Dalla ricerca presentata oggi a Roma emerge una grande nostalgia del passato (7 italiani su 10 sostengono che si stava meglio prima) e l’incapacità di investire nel proprio futuro. Tra le ragioni spiccano la bassa natalità (dal 1951 a oggi si sono persi 5,7 milioni di giovani), la progressiva scarsità di reddito (rispetto alla media della popolazione, le famiglie giovani, con meno di 35 anni, hanno un reddito più basso del 15% e una ricchezza inferiore del 41%), la crisi sociale allo smarrimento della cultura del rischio personale.
Il 95% degli italiani è convinto che per fare strada nella vita occorra conoscere le persone giuste, oppure provenire da una famiglia agiata (l’88% rispetto al 61% dei tedeschi, il 54% degli inglesi, il 44% dei francesi, il 38% degli svedesi) o avere fortuna (il 93% rispetto all’89% dei tedeschi, il 77% dei francesi, il 69% degli svedesi e il 62% degli inglesi).

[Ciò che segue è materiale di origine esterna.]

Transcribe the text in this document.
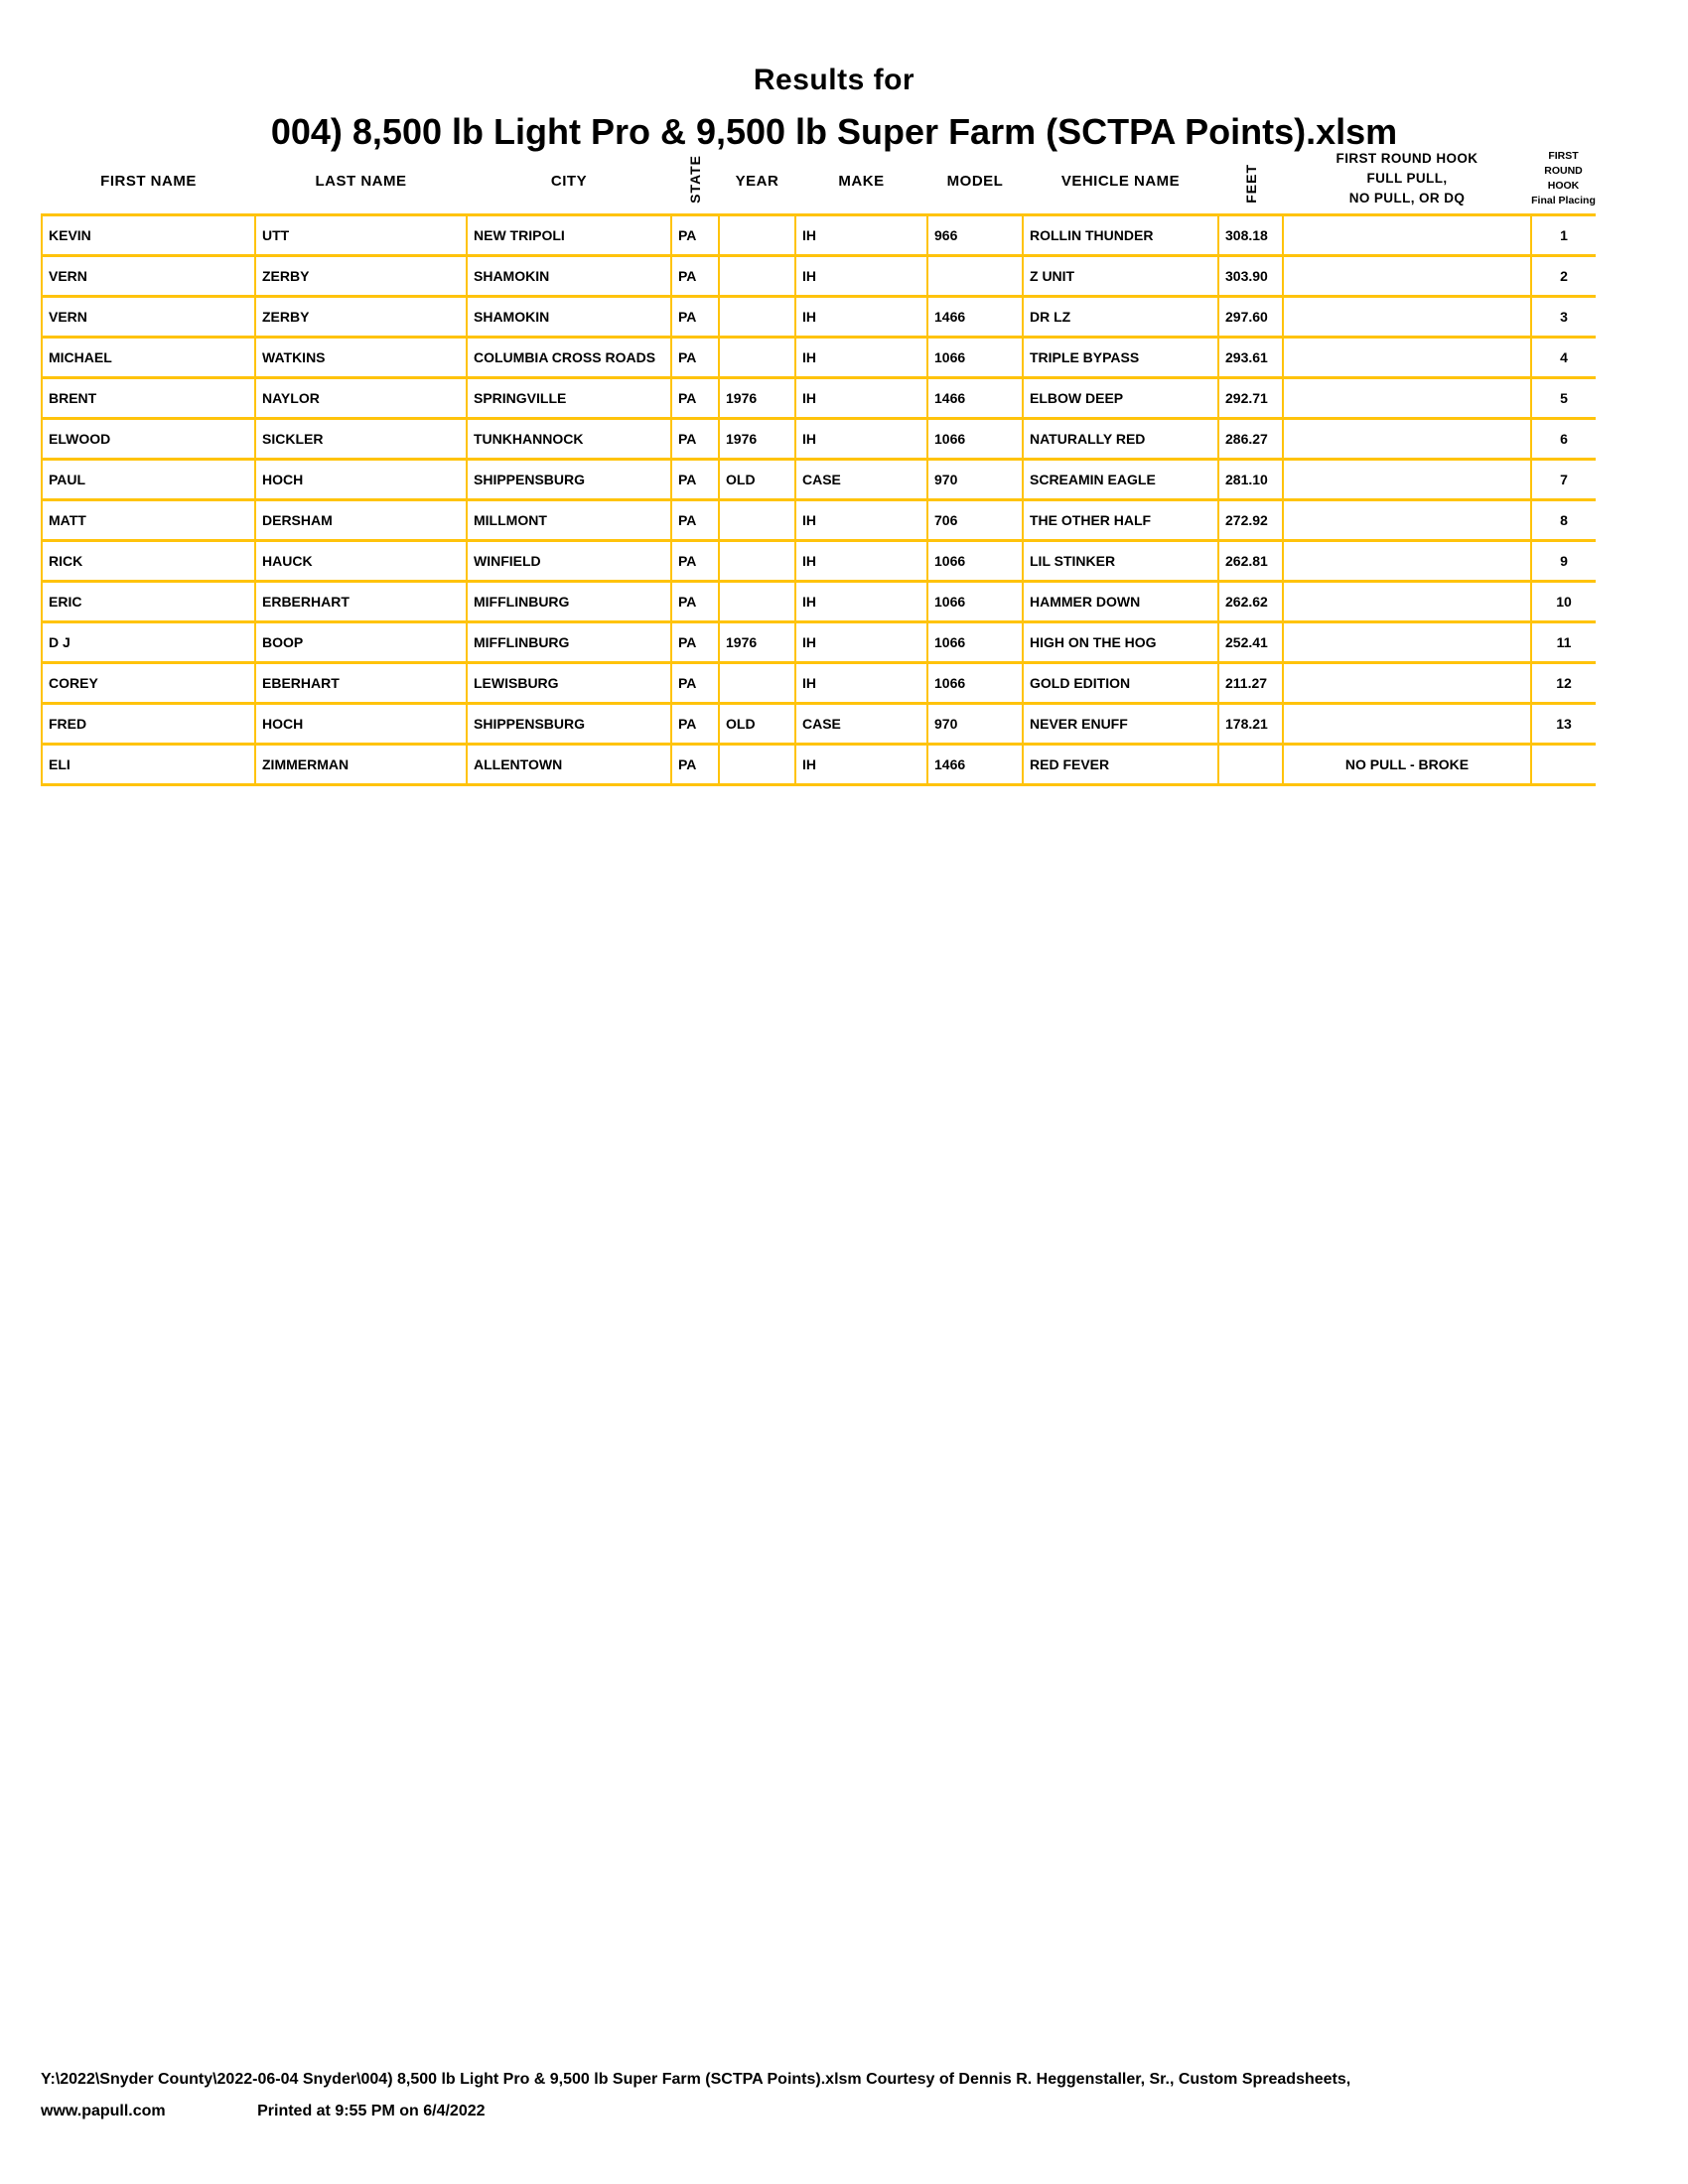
Results for
004) 8,500 lb Light Pro & 9,500 lb Super Farm (SCTPA Points).xlsm
FIRST NAME	LAST NAME	CITY	STATE	YEAR	MAKE	MODEL	VEHICLE NAME	FEET	FIRST ROUND HOOK
FULL PULL,
NO PULL, OR DQ	FIRST ROUND
HOOK
Final Placing
KEVIN	UTT	NEW TRIPOLI	PA		IH	966	ROLLIN THUNDER	308.18		1
VERN	ZERBY	SHAMOKIN	PA		IH		Z UNIT	303.90		2
VERN	ZERBY	SHAMOKIN	PA		IH	1466	DR LZ	297.60		3
MICHAEL	WATKINS	COLUMBIA CROSS ROADS	PA		IH	1066	TRIPLE BYPASS	293.61		4
BRENT	NAYLOR	SPRINGVILLE	PA	1976	IH	1466	ELBOW DEEP	292.71		5
ELWOOD	SICKLER	TUNKHANNOCK	PA	1976	IH	1066	NATURALLY RED	286.27		6
PAUL	HOCH	SHIPPENSBURG	PA	OLD	CASE	970	SCREAMIN EAGLE	281.10		7
MATT	DERSHAM	MILLMONT	PA		IH	706	THE OTHER HALF	272.92		8
RICK	HAUCK	WINFIELD	PA		IH	1066	LIL STINKER	262.81		9
ERIC	ERBERHART	MIFFLINBURG	PA		IH	1066	HAMMER DOWN	262.62		10
D J	BOOP	MIFFLINBURG	PA	1976	IH	1066	HIGH ON THE HOG	252.41		11
COREY	EBERHART	LEWISBURG	PA		IH	1066	GOLD EDITION	211.27		12
FRED	HOCH	SHIPPENSBURG	PA	OLD	CASE	970	NEVER ENUFF	178.21		13
ELI	ZIMMERMAN	ALLENTOWN	PA		IH	1466	RED FEVER		NO PULL - BROKE	
Y:\2022\Snyder County\2022-06-04 Snyder\004) 8,500 lb Light Pro & 9,500 lb Super Farm (SCTPA Points).xlsm Courtesy of Dennis R. Heggenstaller, Sr., Custom Spreadsheets,
www.papull.com	Printed at 9:55 PM on 6/4/2022
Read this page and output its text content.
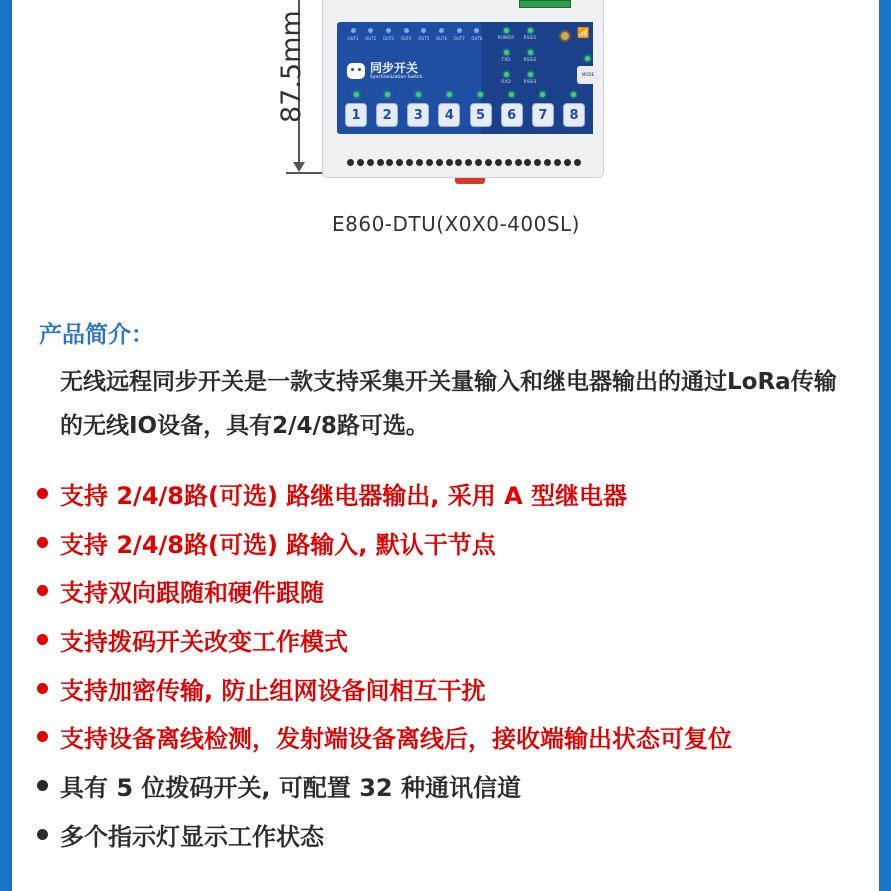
87.5mm	OUT1 OUT2 OUT3 OUT4 OUT5 OUT6 OUT7 OUT8	POWER RSSI1
TXD	RSSI2
RXD	RSSI3
📶
MODE
同步开关
Synchronization Switch
1	2	3	4	5	6	7	8
E860-DTU(X0X0-400SL)
产品简介：
无线远程同步开关是一款支持采集开关量输入和继电器输出的通过LoRa传输的无线IO设备，具有2/4/8路可选。
支持 2/4/8路(可选) 路继电器输出, 采用 A 型继电器
支持 2/4/8路(可选) 路输入, 默认干节点
支持双向跟随和硬件跟随
支持拨码开关改变工作模式
支持加密传输, 防止组网设备间相互干扰
支持设备离线检测，发射端设备离线后，接收端输出状态可复位
具有 5 位拨码开关, 可配置 32 种通讯信道
多个指示灯显示工作状态
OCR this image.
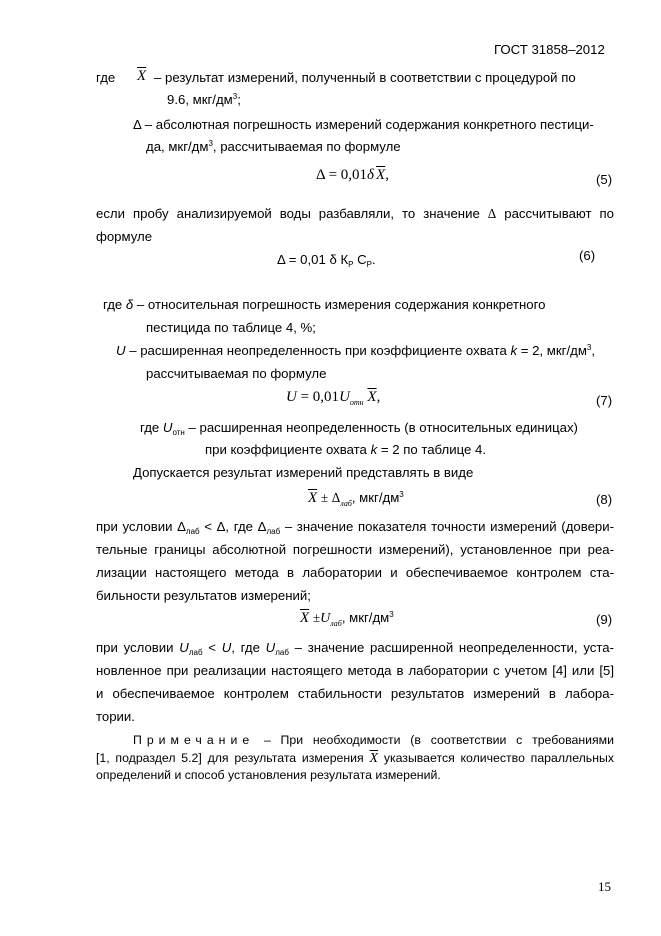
ГОСТ 31858–2012
где $\overline{X}$ – результат измерений, полученный в соответствии с процедурой по
9.6, мкг/$дм^3$;
Δ – абсолютная погрешность измерений содержания конкретного пестици-
да, мкг/$дм^3$, рассчитываемая по формуле
Δ = 0,01δ $\overline{X}$,	(5)
если пробу анализируемой воды разбавляли, то значение Δ рассчитывают по
формуле
Δ = 0,01 δ $К_Р$ $С_Р$.	(6)
где δ – относительная погрешность измерения содержания конкретного
пестицида по таблице 4, %;
U – расширенная неопределенность при коэффициенте охвата k = 2, мкг/$дм^3$,
рассчитываемая по формуле
$U = 0,01U_{отн}$ $\overline{X}$,	(7)
где $U_{отн}$ – расширенная неопределенность (в относительных единицах)
при коэффициенте охвата k = 2 по таблице 4.
Допускается результат измерений представлять в виде
$\overline{X} \pm \Delta_{лаб}$, мкг/$дм^3$	(8)
при условии $\Delta_{лаб} < \Delta$, где $\Delta_{лаб}$ – значение показателя точности измерений (довери-
тельные границы абсолютной погрешности измерений), установленное при реа-
лизации настоящего метода в лаборатории и обеспечиваемое контролем ста-
бильности результатов измерений;
$\overline{X} \pm U_{лаб}$, мкг/$дм^3$	(9)
при условии $U_{лаб} < U$, где $U_{лаб}$ – значение расширенной неопределенности, уста-
новленное при реализации настоящего метода в лаборатории с учетом [4] или [5]
и обеспечиваемое контролем стабильности результатов измерений в лабора-
тории.
Примечание – При необходимости (в соответствии с требованиями
[1, подраздел 5.2] для результата измерения $\overline{X}$ указывается количество параллельных
определений и способ установления результата измерений.
15
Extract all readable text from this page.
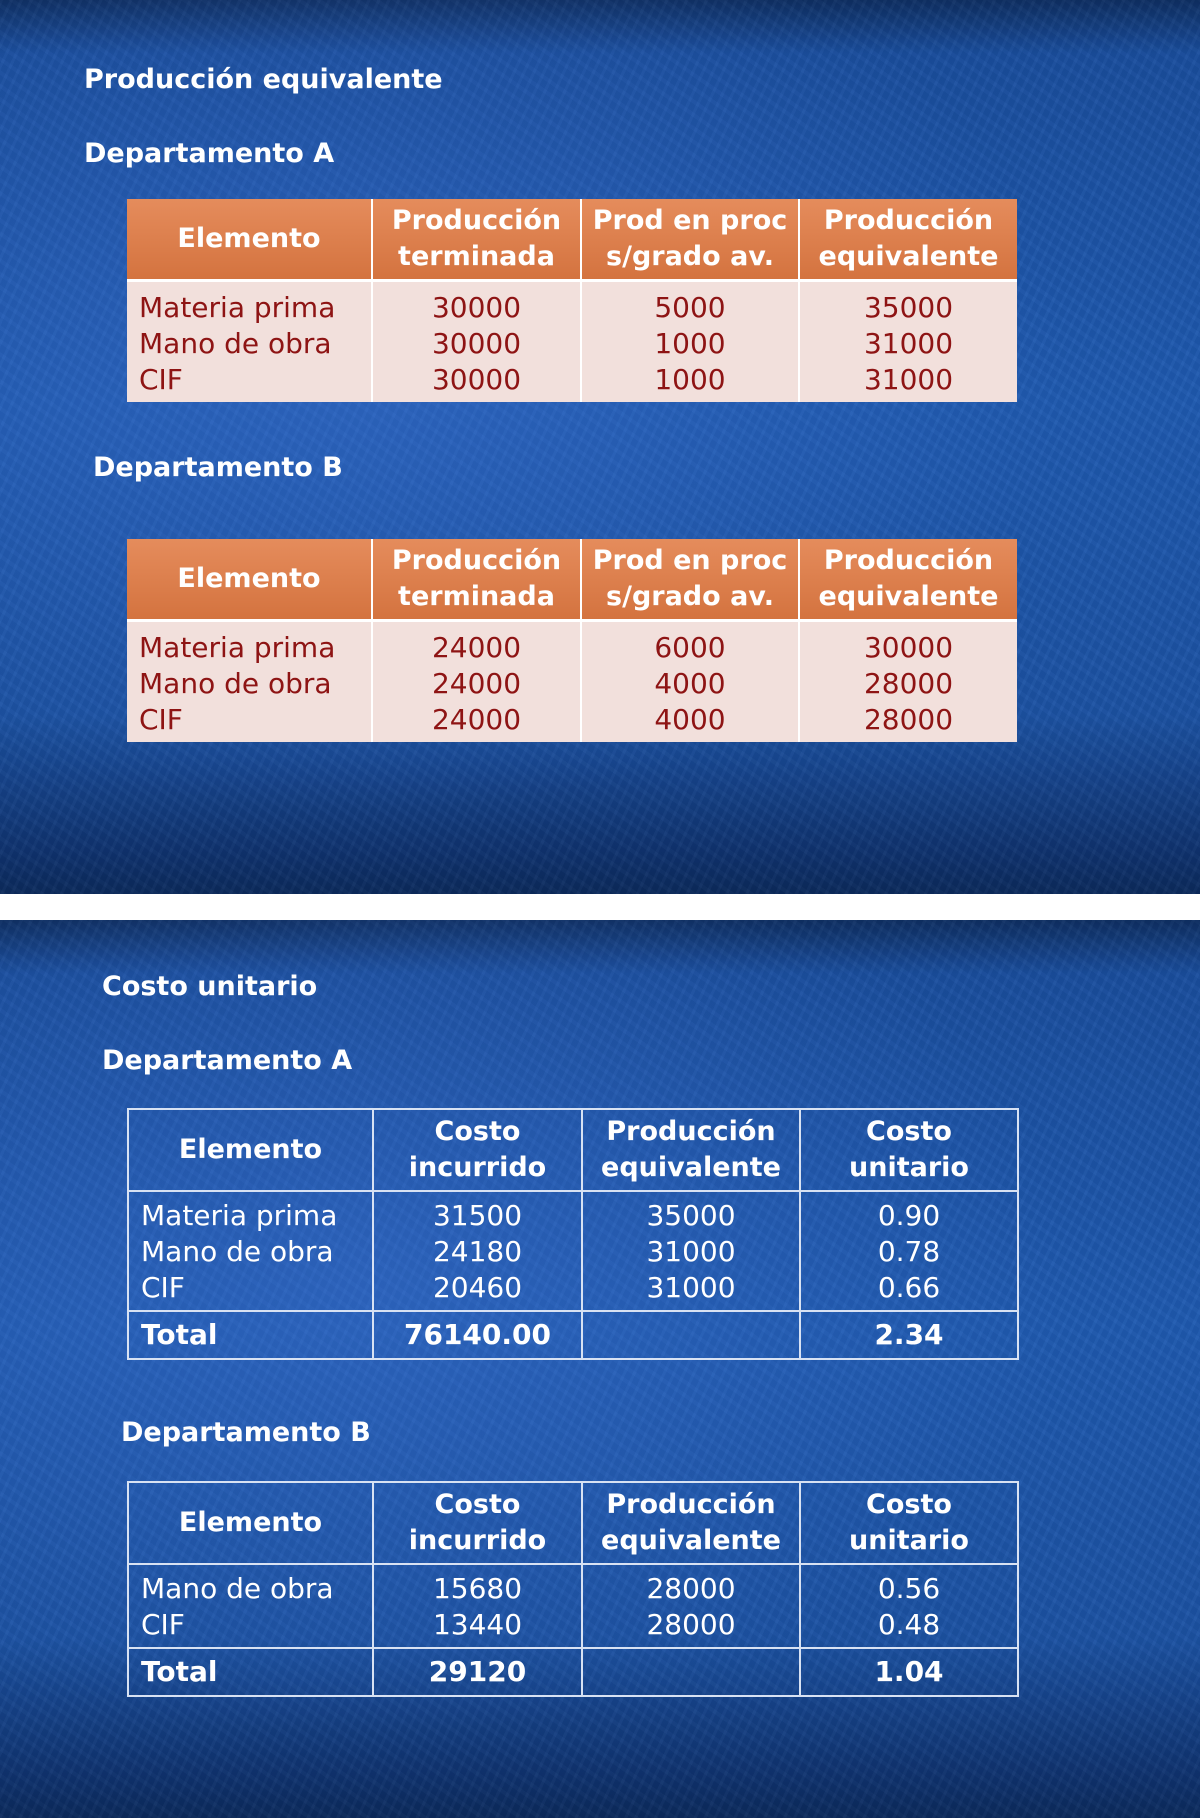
Producción equivalente
Departamento A
Elemento	Producción terminada	Prod en proc s/grado av.	Producción equivalente
Materia prima	30000	5000	35000
Mano de obra	30000	1000	31000
CIF	30000	1000	31000
Departamento B
Elemento	Producción terminada	Prod en proc s/grado av.	Producción equivalente
Materia prima	24000	6000	30000
Mano de obra	24000	4000	28000
CIF	24000	4000	28000
Costo unitario
Departamento A
Elemento	Costo incurrido	Producción equivalente	Costo unitario
Materia prima	31500	35000	0.90
Mano de obra	24180	31000	0.78
CIF	20460	31000	0.66
Total	76140.00		2.34
Departamento B
Elemento	Costo incurrido	Producción equivalente	Costo unitario
Mano de obra	15680	28000	0.56
CIF	13440	28000	0.48
Total	29120		1.04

Liquidità balza a oltre 900 miliardi, ma poca voglia di investire sul futuro
Eppure, nell’ultima fase della recessione e nella timida ripresa congiunturale gli italiani dispongono di una liquidità totale di 911 miliardi di euro (cresciuta di 110 miliardi tra il 2015 e il 2017), pari al valore di un’economia che, nella graduatoria del Pil dei Paesi europei post-Brexit, si collocherebbe dopo Germania, Francia e Spagna. Insomma, l’Italia ha smarrito la capacità di guardare avanti e si limita a utilizzare le risorse di cui dispone senza tuttavia seguire un preciso programma. Lo dimostra anche l‘incidenza degli investimenti sul Pil, scesa al 17,2%, che colloca l’Italia a distanza dalla media europea (21,1%), da Francia (23,5%), Germania (20,1%) e Spagna (21,1%).
“Malanimo, fastidio per gli altri, soprattutto se diversi, e tante paure: ecco l’immaginario collettivo degli italiani oggi, in cui ogni sfida è percepita come una minaccia, mai come una opportunità. L’opposto dei miti, dei sogni e dei desideri dell’Italia dello sviluppo, della ricostruzione e del miracolo economico: un progresso sociale interrotto dalla grande crisi del 2008”, afferma il Direttore generale del Censis Massimiliano Valerii.